Sharp increase in the number of large businesses targeted
There was also a surge in the number of big companies suffering large-scale attacks last year. There were nine data breaches in 2015 that exposed more than 10 million records, up from four breaches of the same severity in 2014.
Symantec noted that the number of identities stolen online could be higher, as many companies are choosing not to reveal the full extent of their data breaches.
The report said:
“At the close of 2015, the world experienced the largest data breach ever publicly reported. An astounding 191 million records were exposed. It may have been the largest megabreach, but it wasn’t alone. In 2015, a record-setting total of nine mega-breaches were reported,” Mr. Hayley said.

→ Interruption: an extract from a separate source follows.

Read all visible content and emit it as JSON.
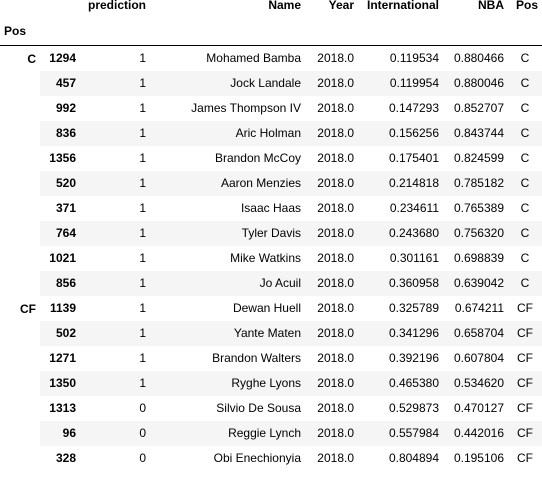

“The total reported number of exposed identities jumped 23 percent to 429 million. But this number hides a bigger story. In 2015, more and more companies chose not to reveal the full extent of the breaches they experienced. Companies choosing not to report the number of records lost increased by 85 percent. A conservative estimate by Symantec of those unreported breaches pushes the real number of records lost to more than half a billion.
“The increasing number of companies choosing to hold back critical details after a breach is a disturbing trend. Transparency is critical to security. While numerous data sharing initiatives are underway in the security industry, helping all of us improve our security products and postures, some of this data is getting harder to collect.”